Related Article: Pregnancy in the Veterinary Workplace: Handling the Risks

So, the following must be asked:

  • Was that new team member trained to use Personal Protection Equipment (PPE) in radiology before being exposed to radiation?
  • Was the training documented?
  • Was the training repeated regularly, at least annually?
  • Was the safety information not only reviewed with the team member, but did he or she also demonstrate a complete understanding of the training? Was that documented?
  • Was the team member counseled and retrained, if necessary, the first time management was notified that he or she did not wear an apron? Was that conversation documented?
  • Did management warn the team member that if he or she continuedto ignore the protocol and not wear the apron, he or she would be terminated? Again, was the disciplinary process documented?
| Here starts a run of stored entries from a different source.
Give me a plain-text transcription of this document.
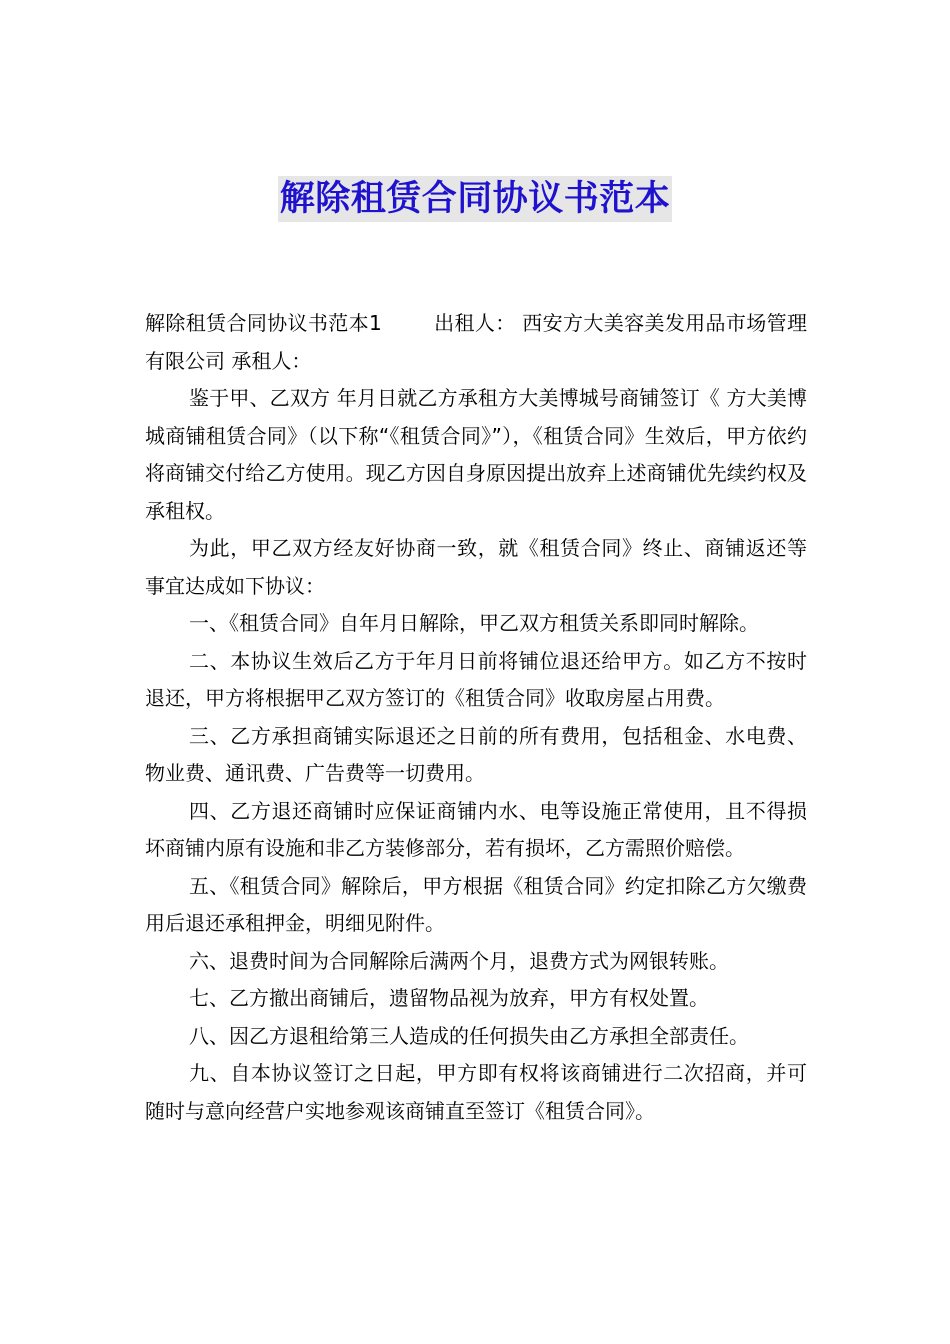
解除租赁合同协议书范本

解除租赁合同协议书范本1	出租人： 西安方大美容美发用品市场管理有限公司 承租人：

鉴于甲、乙双方 年月日就乙方承租方大美博城号商铺签订《 方大美博城商铺租赁合同》（以下称“《租赁合同》”），《租赁合同》生效后，甲方依约将商铺交付给乙方使用。现乙方因自身原因提出放弃上述商铺优先续约权及承租权。

为此，甲乙双方经友好协商一致，就《租赁合同》终止、商铺返还等事宜达成如下协议：

一、《租赁合同》自年月日解除，甲乙双方租赁关系即同时解除。

二、本协议生效后乙方于年月日前将铺位退还给甲方。如乙方不按时退还，甲方将根据甲乙双方签订的《租赁合同》收取房屋占用费。

三、乙方承担商铺实际退还之日前的所有费用，包括租金、水电费、物业费、通讯费、广告费等一切费用。

四、乙方退还商铺时应保证商铺内水、电等设施正常使用，且不得损坏商铺内原有设施和非乙方装修部分，若有损坏，乙方需照价赔偿。

五、《租赁合同》解除后，甲方根据《租赁合同》约定扣除乙方欠缴费用后退还承租押金，明细见附件。

六、退费时间为合同解除后满两个月，退费方式为网银转账。

七、乙方撤出商铺后，遗留物品视为放弃，甲方有权处置。

八、因乙方退租给第三人造成的任何损失由乙方承担全部责任。

九、自本协议签订之日起，甲方即有权将该商铺进行二次招商，并可随时与意向经营户实地参观该商铺直至签订《租赁合同》。
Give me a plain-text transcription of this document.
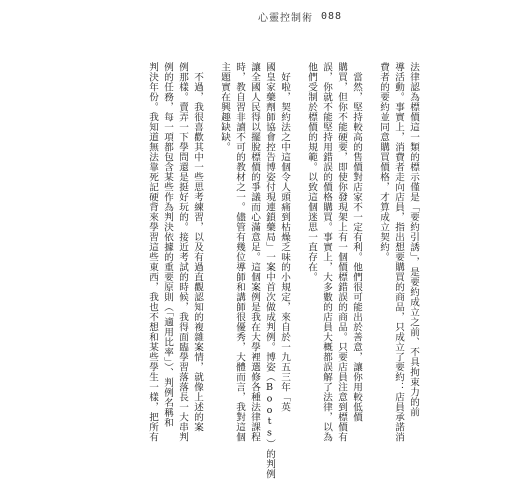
心靈控制術 088
法律認為標價這一類的標示僅是「要約引誘」，是要約成立之前、不具拘束力的前
導活動。事實上，消費者走向店員，指出想要購買的商品，只成立了要約：店員承諾消
費者的要約並同意購買價格，才算成立契約。
　當然，堅持較高的售價對店家不一定有利。他們很可能出於善意，讓你用較低價
購買，但你不能硬要，即使你發現架上有一個價標錯誤的商品。只要店員注意到標價有
誤，你就不能堅持用錯誤的價格購買。事實上，大多數的店員大概都誤解了法律，以為
他們受制於標價的規範。以致這個迷思一直存在。
　好啦，契約法之中這個令人頭痛到枯燥乏味的小規定，來自於一九五三年「英
國皇家藥劑師協會控告博姿付現連鎖藥局」一案中首次做成判例。博姿（Boots）的判例
讓全國人民得以擺脫標價的爭議而心滿意足。這個案例是我在大學裡選修各種法律課程
時，教自習非讀不可的教材之一。儘管有幾位導師和講師很優秀，大體而言，我對這個
主題實在興趣缺缺。
　不過，我很喜歡其中一些思考練習，以及有過直觀認知的複雜案情，就像上述的案
例那樣。賣弄一下學問還是挺好玩的。接近考試的時候，我得面臨學習落落長一大串判
例的任務，每一項都包含某些作為判決依據的重要原則（「適用比率」）、判例名稱和
判決年份。我知道無法靠死記硬背來學習這些東西，我也不想和某些學生一樣，把所有
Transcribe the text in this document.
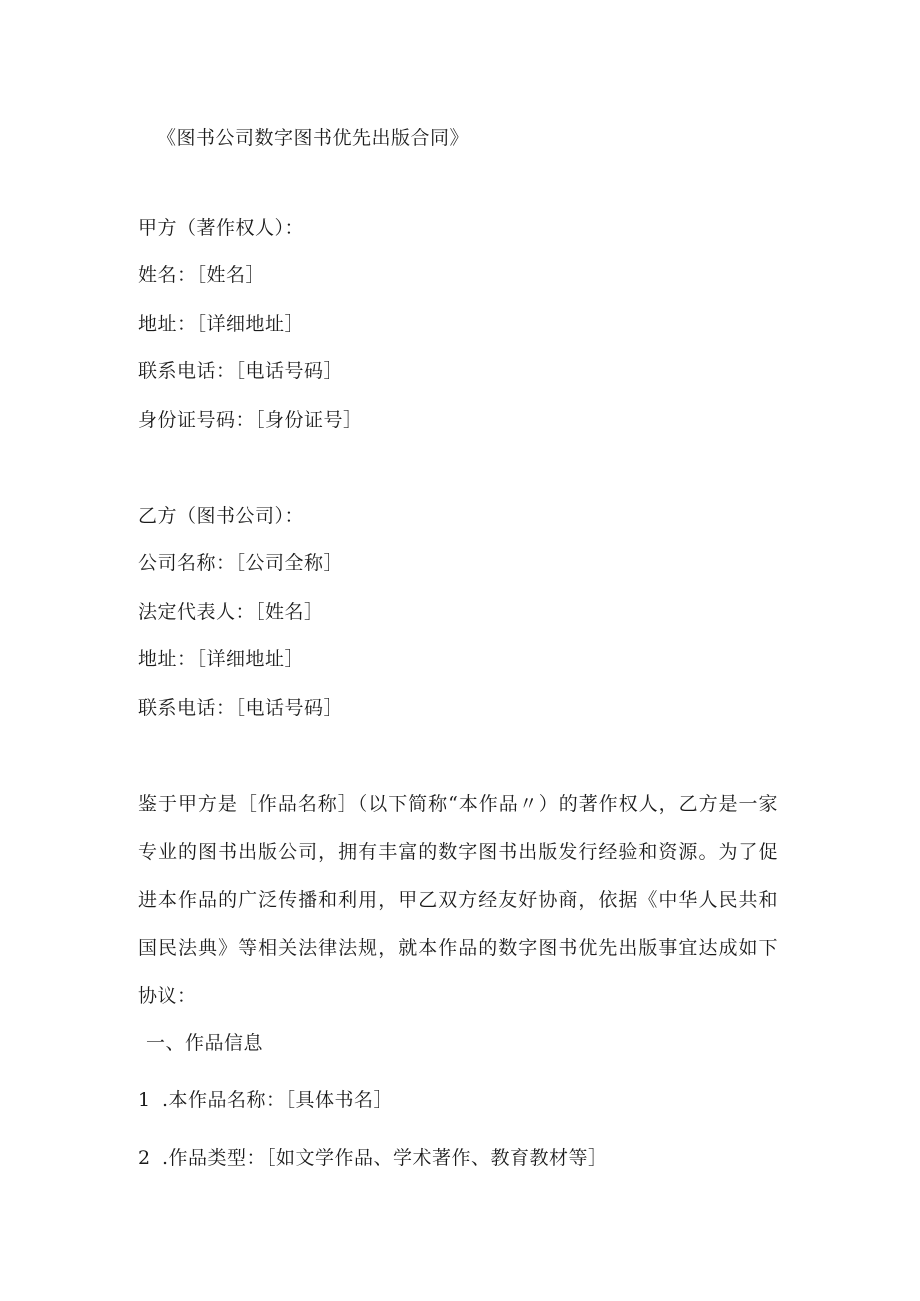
《图书公司数字图书优先出版合同》
甲方（著作权人）：
姓名：［姓名］
地址：［详细地址］
联系电话：［电话号码］
身份证号码：［身份证号］
乙方（图书公司）：
公司名称：［公司全称］
法定代表人：［姓名］
地址：［详细地址］
联系电话：［电话号码］
鉴于甲方是［作品名称］（以下简称“本作品〃）的著作权人，乙方是一家专业的图书出版公司，拥有丰富的数字图书出版发行经验和资源。为了促进本作品的广泛传播和利用，甲乙双方经友好协商，依据《中华人民共和国民法典》等相关法律法规，就本作品的数字图书优先出版事宜达成如下协议：
一、作品信息
1 .本作品名称：［具体书名］
2 .作品类型：［如文学作品、学术著作、教育教材等］
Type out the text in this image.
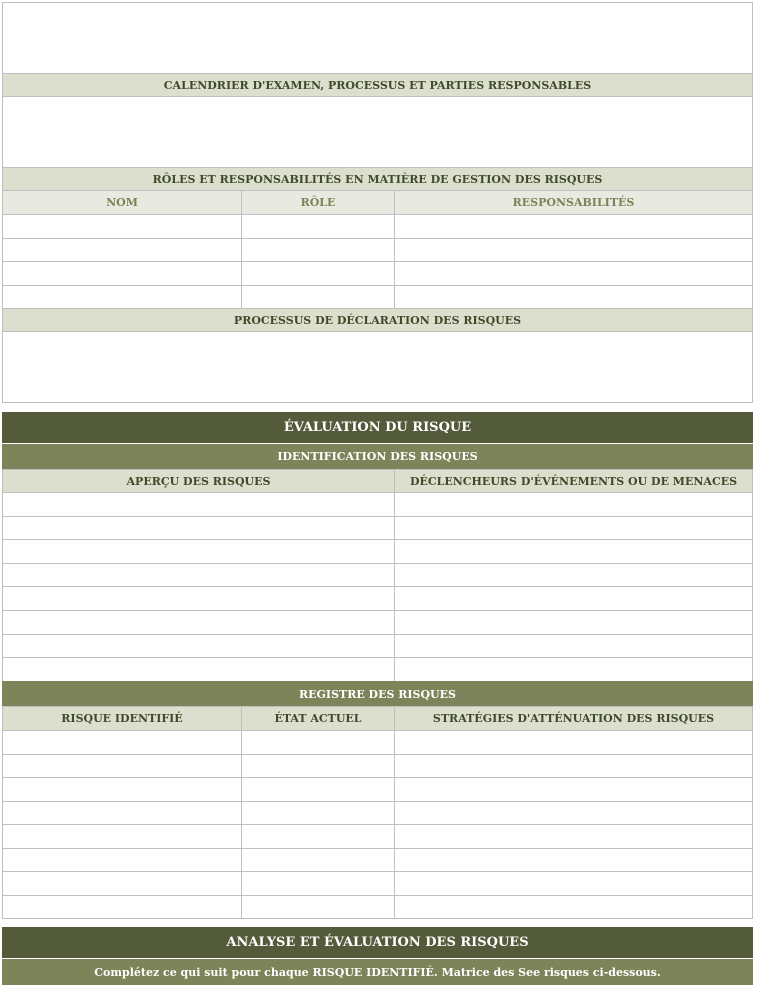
CALENDRIER D'EXAMEN, PROCESSUS ET PARTIES RESPONSABLES
RÔLES ET RESPONSABILITÉS EN MATIÈRE DE GESTION DES RISQUES
NOM	RÔLE	RESPONSABILITÉS
PROCESSUS DE DÉCLARATION DES RISQUES
ÉVALUATION DU RISQUE
IDENTIFICATION DES RISQUES
APERÇU DES RISQUES	DÉCLENCHEURS D'ÉVÉNEMENTS OU DE MENACES
REGISTRE DES RISQUES
RISQUE IDENTIFIÉ	ÉTAT ACTUEL	STRATÉGIES D'ATTÉNUATION DES RISQUES
ANALYSE ET ÉVALUATION DES RISQUES
Complétez ce qui suit pour chaque RISQUE IDENTIFIÉ. Matrice des See risques ci-dessous.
As the team member’s employer, you must be able to answer Yes to each question and the team member either consistently wears an apron or is terminated.

Is informing your team about the dangers of radiation enough? Unfortunately, no.1 

Every practice should also have a separate safety manual, given to every new hire, that explains the rules and the team members’ accountability. The protocols should also be summarized in the employee handbook or policy manual:

  • Practice policies for all positions should be included in the orientation of every new team member. The training should take place before he or she is exposed to potentially hazardous situations; for example, a new technician should be trained about radiography risks before he or she helps with a radiograph.
  • Another common mantra usually applied to medical records, If it isn’t written down, it didn’t happen, also applies to safety training. Document the training and make sure the record is signed, dated, and kept in the personnel file.
  • Give tests and quizzes to grade team members and demonstrate that they understand the safety information. Document the tests and grades.
  • Emphasize that it is mandatory for the entire team to follow safety protocols. Counsel team members, use disciplinary measures, and send a very clear message: If safety protocols are not followed, members will no longer be on the team.

With any practice policy or protocol, team members are more likely to follow rules when they buy in and understand the necessity for and agree with the rules. Help the team understand the risks they may be taking with their health by educating them about the effects of too much radiation or chemotherapy drug exposure and the danger of any hazard not labeled correctly.

Every practice wants the entire team to be safe and healthy; no practice should tolerate any team member who does not follow its safety rules.